The Jousting Life

Wednesday, May 30, 2012

Good Riding is Essential to Good Jousting

Not too long ago, some jousters got a message from a young man inquiring about learning to joust, he ended his message with,"...and don't tell me that first I need to learn how to ride a horse." Everyone in the jousting community got a good laugh out of that. Attempting to learn how to joust without first knowing how to ride, and ride well, is like attempting aerial combat without first learning how to fly a plane. Of course, jousters don't fly planes...

Jousters ride horses, and an extremely well-trained and exceptionally tolerant horse will carry you down the lyst even if you just sit on his back like a sack of potatoes... a few times. Until he realizes that you have little to no control over him and he can do whatever he wants. If you don't know how to ride a horse, once the horse decides he no longer wants to run down the lyst of his own free will, you will no longer be able to joust. Good jousters don't depend on the horse's training and willingness in order to get them down the lysts...

Jousters ride horses. They do not simply sit on something they expect to consistently carry them down the lyst like a mindless machine. Horses, unlike computers, cannot be programmed once and expected to perform the same function forever. A horse that is badly ridden will require continuous re-training. If you cannot ride well enough to keep your horse in training, you will be dependent on others to train and continually re-train your horse. And finally...

Jousters ride horses, and they know that even the best-trained and properly ridden horses do not perform as consistently as machines. Horses are living beings who behave differently at different times, and those who ride them need to be able to read and respond to how the horse is behaving that day. Horses perform best if they have a competent rider directing them, thus jousters perform best if they are competent riders.

A true jouster is first a true equestrian.

Jousting horse Ziggy (photo by Jay Baum)

It doesn't really matter what style of riding you become adept in before learning to joust. Western and English style riding can both be used as the basis for jousting. However, English riding is somewhat better suited for mounted combat. All of the fancy movements and almost invisible cues used in classical dressage were originally developed to be used on the battlefield.

Charlie Andrews, probably the best jouster in America, has ridden dressage at the Prix St. George level, which is only a few steps below the level that Olympic equestrians compete at. Most of the jousters in Europe train in dressage before taking up jousting. In the upcoming "Grand Tournament of Sankt Wendel", one of the most prestigious jousting tournaments in the world today, all of the horses "are trained to the highest level of haute école dressage" as well as having specific joust training. Thus all of the jousters competing at Sankt Wendel are required to be experienced in riding upper level dressage.

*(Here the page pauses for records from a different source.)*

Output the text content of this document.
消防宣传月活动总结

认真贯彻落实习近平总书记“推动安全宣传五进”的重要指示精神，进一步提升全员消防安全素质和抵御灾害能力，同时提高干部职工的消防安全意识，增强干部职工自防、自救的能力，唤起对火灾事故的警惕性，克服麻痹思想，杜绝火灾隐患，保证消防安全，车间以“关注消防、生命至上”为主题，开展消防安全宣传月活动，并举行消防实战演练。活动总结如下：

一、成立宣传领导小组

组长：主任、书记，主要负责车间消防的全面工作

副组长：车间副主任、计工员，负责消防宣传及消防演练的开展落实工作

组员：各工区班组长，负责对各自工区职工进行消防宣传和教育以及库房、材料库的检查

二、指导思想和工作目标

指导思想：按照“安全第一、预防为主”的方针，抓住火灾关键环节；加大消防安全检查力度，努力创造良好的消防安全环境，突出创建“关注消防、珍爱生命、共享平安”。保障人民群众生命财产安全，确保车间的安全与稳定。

This does not mean that all jousters need to be capable of competing in upper level dressage (or upper level reining if you ride Western). Charlie Andrews and the jousters competing at Sankt Wendel are some of the best jousters in the world. You do not need to be able to ride at their level in order to joust, any more than you need to be an Olympic level athlete in order to participate in any other sport. However, in order to begin jousting, you do need to be at least a solidly competent rider, and if you want to compete at the higher levels, you need to be more than just competent.

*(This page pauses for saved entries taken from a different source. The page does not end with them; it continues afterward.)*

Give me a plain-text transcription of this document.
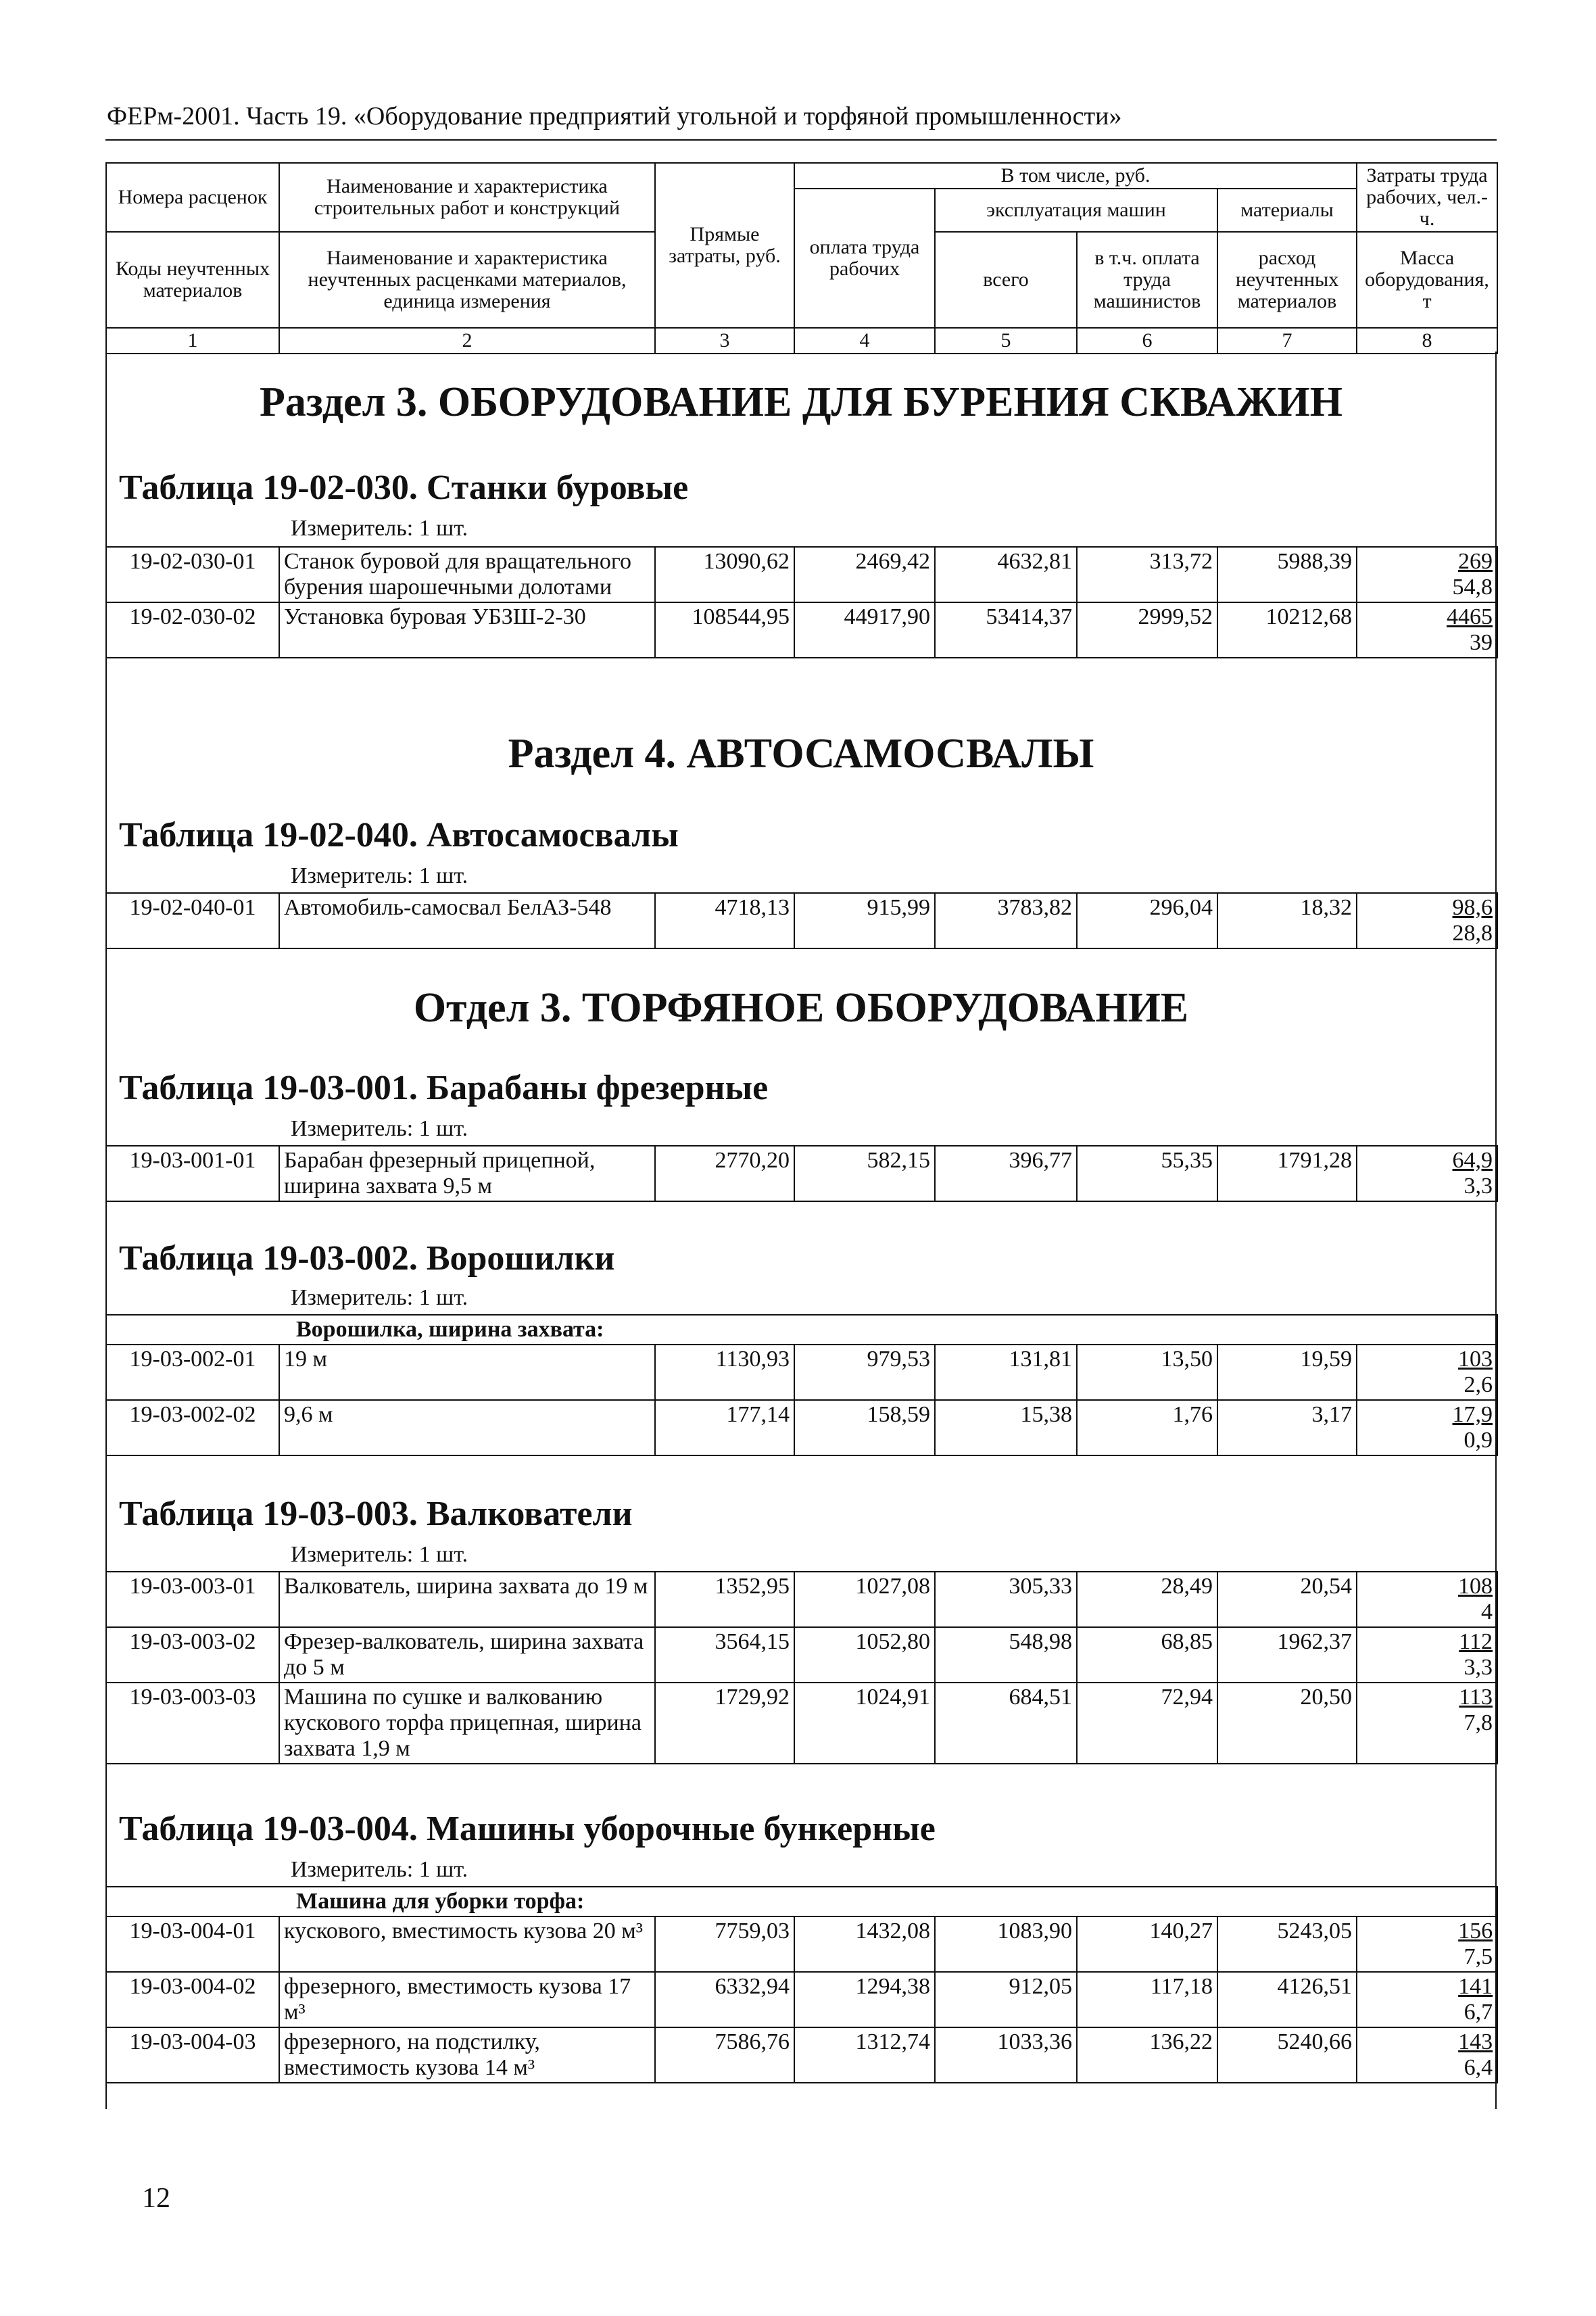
ФЕРм-2001. Часть 19. «Оборудование предприятий угольной и торфяной промышленности»
Номера расценок	Наименование и характеристика строительных работ и конструкций	Прямые затраты, руб.	В том числе, руб.				Затраты труда рабочих, чел.-ч.
			оплата труда рабочих	эксплуатация машин		материалы	
Коды неучтенных материалов	Наименование и характеристика неучтенных расценками материалов, единица измерения			всего	в т.ч. оплата труда машинистов	расход неучтенных материалов	Масса оборудования, т
1	2	3	4	5	6	7	8
Раздел 3. ОБОРУДОВАНИЕ ДЛЯ БУРЕНИЯ СКВАЖИН
Таблица 19-02-030. Станки буровые
Измеритель: 1 шт.
19-02-030-01	Станок буровой для вращательного бурения шарошечными долотами	13090,62	2469,42	4632,81	313,72	5988,39	269
54,8
19-02-030-02	Установка буровая УБЗШ-2-30	108544,95	44917,90	53414,37	2999,52	10212,68	4465
39
Раздел 4. АВТОСАМОСВАЛЫ
Таблица 19-02-040. Автосамосвалы
Измеритель: 1 шт.
19-02-040-01	Автомобиль-самосвал БелАЗ-548	4718,13	915,99	3783,82	296,04	18,32	98,6
28,8
Отдел 3. ТОРФЯНОЕ ОБОРУДОВАНИЕ
Таблица 19-03-001. Барабаны фрезерные
Измеритель: 1 шт.
19-03-001-01	Барабан фрезерный прицепной, ширина захвата 9,5 м	2770,20	582,15	396,77	55,35	1791,28	64,9
3,3
Таблица 19-03-002. Ворошилки
Измеритель: 1 шт.
Ворошилка, ширина захвата:							
19-03-002-01	19 м	1130,93	979,53	131,81	13,50	19,59	103
2,6
19-03-002-02	9,6 м	177,14	158,59	15,38	1,76	3,17	17,9
0,9
Таблица 19-03-003. Валкователи
Измеритель: 1 шт.
19-03-003-01	Валкователь, ширина захвата до 19 м	1352,95	1027,08	305,33	28,49	20,54	108
4
19-03-003-02	Фрезер-валкователь, ширина захвата до 5 м	3564,15	1052,80	548,98	68,85	1962,37	112
3,3
19-03-003-03	Машина по сушке и валкованию кускового торфа прицепная, ширина захвата 1,9 м	1729,92	1024,91	684,51	72,94	20,50	113
7,8
Таблица 19-03-004. Машины уборочные бункерные
Измеритель: 1 шт.
Машина для уборки торфа:							
19-03-004-01	кускового, вместимость кузова 20 м³	7759,03	1432,08	1083,90	140,27	5243,05	156
7,5
19-03-004-02	фрезерного, вместимость кузова 17 м³	6332,94	1294,38	912,05	117,18	4126,51	141
6,7
19-03-004-03	фрезерного, на подстилку, вместимость кузова 14 м³	7586,76	1312,74	1033,36	136,22	5240,66	143
6,4
12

Highly respected dressage rider and trainer Tina Walsh, who instructs several contemporary competitive jousters and who taught classes on riding at the recent Chivalric Martial Arts International symposium, suggested this video as an example of the level of riding that jousters should aspire to.

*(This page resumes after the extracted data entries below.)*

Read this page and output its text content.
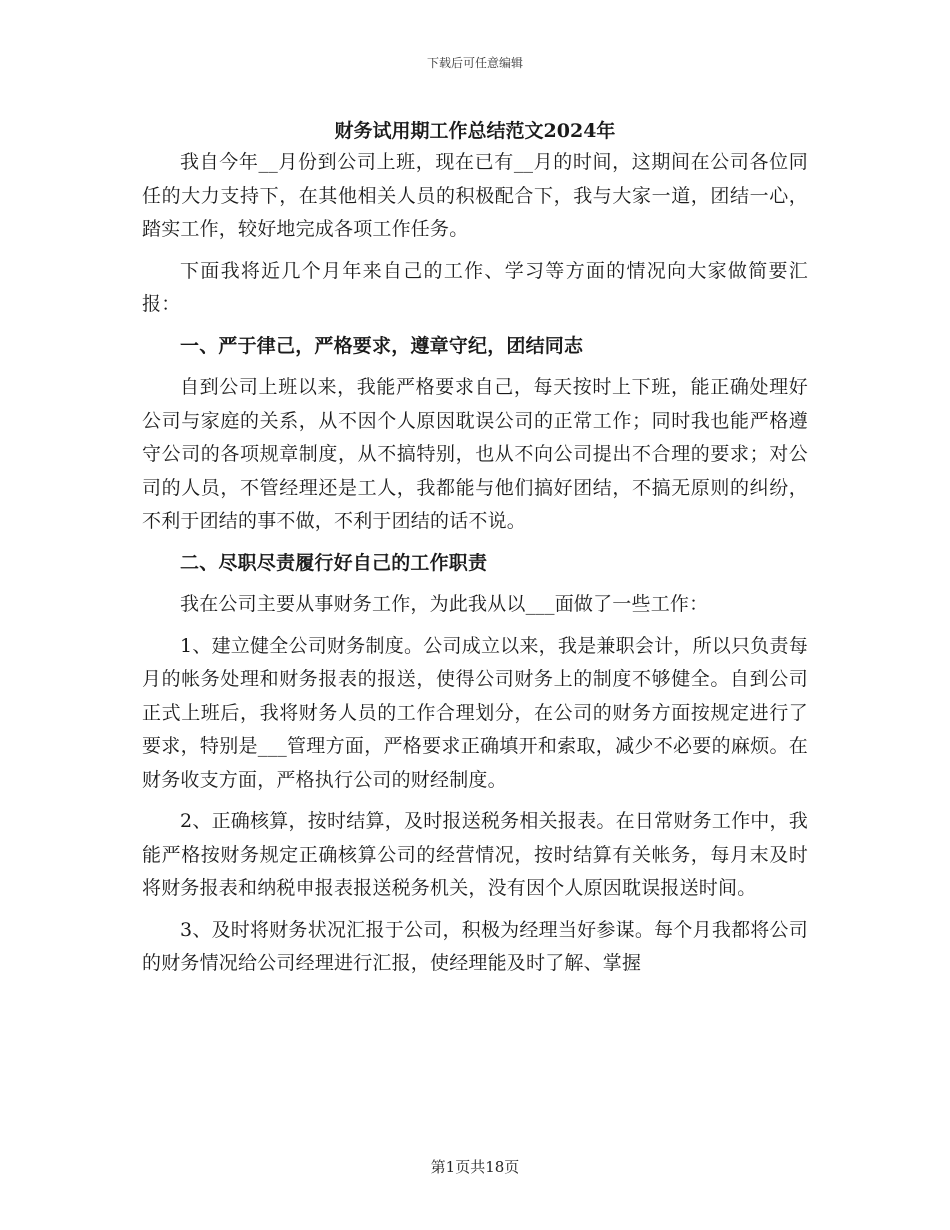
下载后可任意编辑
财务试用期工作总结范文2024年

我自今年__月份到公司上班，现在已有__月的时间，这期间在公司各位同任的大力支持下，在其他相关人员的积极配合下，我与大家一道，团结一心，踏实工作，较好地完成各项工作任务。

下面我将近几个月年来自己的工作、学习等方面的情况向大家做简要汇报：

一、严于律己，严格要求，遵章守纪，团结同志

自到公司上班以来，我能严格要求自己，每天按时上下班，能正确处理好公司与家庭的关系，从不因个人原因耽误公司的正常工作；同时我也能严格遵守公司的各项规章制度，从不搞特别，也从不向公司提出不合理的要求；对公司的人员，不管经理还是工人，我都能与他们搞好团结，不搞无原则的纠纷，不利于团结的事不做，不利于团结的话不说。

二、尽职尽责履行好自己的工作职责

我在公司主要从事财务工作，为此我从以___面做了一些工作：

1、建立健全公司财务制度。公司成立以来，我是兼职会计，所以只负责每月的帐务处理和财务报表的报送，使得公司财务上的制度不够健全。自到公司正式上班后，我将财务人员的工作合理划分，在公司的财务方面按规定进行了要求，特别是___管理方面，严格要求正确填开和索取，减少不必要的麻烦。在财务收支方面，严格执行公司的财经制度。

2、正确核算，按时结算，及时报送税务相关报表。在日常财务工作中，我能严格按财务规定正确核算公司的经营情况，按时结算有关帐务，每月末及时将财务报表和纳税申报表报送税务机关，没有因个人原因耽误报送时间。

3、及时将财务状况汇报于公司，积极为经理当好参谋。每个月我都将公司的财务情况给公司经理进行汇报，使经理能及时了解、掌握

第1页共18页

Of course, this level of horsemanship(or really any kind of competent horsemanship) cannot be achieved easily or cheaply. A fact which has not changed in hundreds of years.

"Honors on horseback cannot be achieved without efforts, without courage and without money" -- Dom Duarte, Portugal, 1346.

So, if you want to joust and joust well, you have to make sacrifices in other areas of your life. You must choose to spend money that could be spent on other things on proper training. You must choose to spend time that could be spent in other ways in diligent practice. You must first make the effort to become a good rider. Then, and only then, can you become a good jouster.